Все думаю о том, как это было, и всегда это бывает одинаково. Возвращаюсь домой, они обкладывают сиденье повозки шкурами. Ребенок в доме, в постельке, личико вытянутое и синеватое. Дыхание слабыми, придушенными всхлипами, и мать ждет, сшивая кусочки шкур, чтобы запеленать его. Стемнело; она пощупала ему горло и говорит: нет, не дышит; мы садимся в повозку, отъезжаем. Он запеленат в шкуры, белеет лицо и его светлые, длинные, как у девочки, волосенки. Мул в упряжи мотает головой, раздувает ноздри на новый запах и, приседая, тащится к холмам. Старик бредет, согнувшись, в широкополой шляпе, шаркая ногами под тихий напев, она идет сзади, сыплет тонким порошком на землю. Повозка неторопливо покачивается, лицо ребенка у меня на коленях, осунувшееся, веки на закаченных глазах плотно сомкнуты. Всю ночь мы тащимся по холмистой равнине. Песок дыбится бесплодными наносами барханов, чернильное небо перерезано горами; в предгорьях останавливаемся, вынимаем из повозки охапки поленьев, увязываем их. Во тьме она затягивает ремни, слышатся сиплые возгласы старика. Рассвет; она укладывает хворост, на него вязанки поленьев; мы с натугой поднимаем ребенка, звякают браслеты на его запястьях. Она поджигает сухие шкуры, намотанные на палку, касается его, и он загорается. Начинают полыхать дрова, и мне сквозь пламя видится, будто его лицо в движении. Вот снова дернулось; я ее отталкиваю, раскапываю дрова, выхватываю из-под него горящие поленья. Они смотрят, как я пытаюсь добраться до него, уже охваченного пламенем. Сквозь смрад забегаю с другой стороны, падаю; их старческие лица надо мною; они говорят, что все это мне пригрезилось. Запах горящих шкур и его плоти — ладан и фимиам.

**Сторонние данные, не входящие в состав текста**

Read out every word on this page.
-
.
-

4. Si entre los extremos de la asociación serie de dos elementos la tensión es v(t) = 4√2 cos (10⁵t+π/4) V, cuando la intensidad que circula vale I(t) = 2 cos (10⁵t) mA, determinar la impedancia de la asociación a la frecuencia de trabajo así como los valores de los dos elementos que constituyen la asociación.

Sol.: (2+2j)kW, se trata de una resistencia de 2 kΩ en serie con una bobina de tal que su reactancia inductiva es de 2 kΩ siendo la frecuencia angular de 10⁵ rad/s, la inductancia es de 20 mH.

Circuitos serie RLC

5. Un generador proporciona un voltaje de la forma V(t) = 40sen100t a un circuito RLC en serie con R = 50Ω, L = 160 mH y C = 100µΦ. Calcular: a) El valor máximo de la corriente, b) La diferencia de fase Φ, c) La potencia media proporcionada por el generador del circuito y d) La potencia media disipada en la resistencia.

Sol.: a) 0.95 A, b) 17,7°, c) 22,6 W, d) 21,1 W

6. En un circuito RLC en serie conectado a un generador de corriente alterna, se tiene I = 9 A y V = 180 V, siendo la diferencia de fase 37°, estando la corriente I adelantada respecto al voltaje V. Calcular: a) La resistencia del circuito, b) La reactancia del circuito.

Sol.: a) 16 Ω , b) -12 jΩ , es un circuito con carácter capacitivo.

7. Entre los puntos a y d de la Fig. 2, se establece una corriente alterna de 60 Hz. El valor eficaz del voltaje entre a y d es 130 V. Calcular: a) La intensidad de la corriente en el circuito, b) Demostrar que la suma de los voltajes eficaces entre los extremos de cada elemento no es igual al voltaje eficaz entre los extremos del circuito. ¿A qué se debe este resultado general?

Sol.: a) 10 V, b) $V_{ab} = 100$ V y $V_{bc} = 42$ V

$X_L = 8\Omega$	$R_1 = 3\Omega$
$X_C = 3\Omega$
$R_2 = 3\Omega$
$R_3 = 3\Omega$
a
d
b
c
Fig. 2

Потом мул ведет нас по оврагу вниз, туда, где свет пластается по земле, как гладкая пленка с яйца. Я спотыкаюсь, хватаюсь за круп мула, ладонью ощущаю ребра под жесткой, мышиного цвета шерстью. Старик идет впереди, его спина под одеждой как обитая кожей доска. Мать останется сидеть там, в дыму, до конца: спокойно ждет, когда можно будет забрать кости.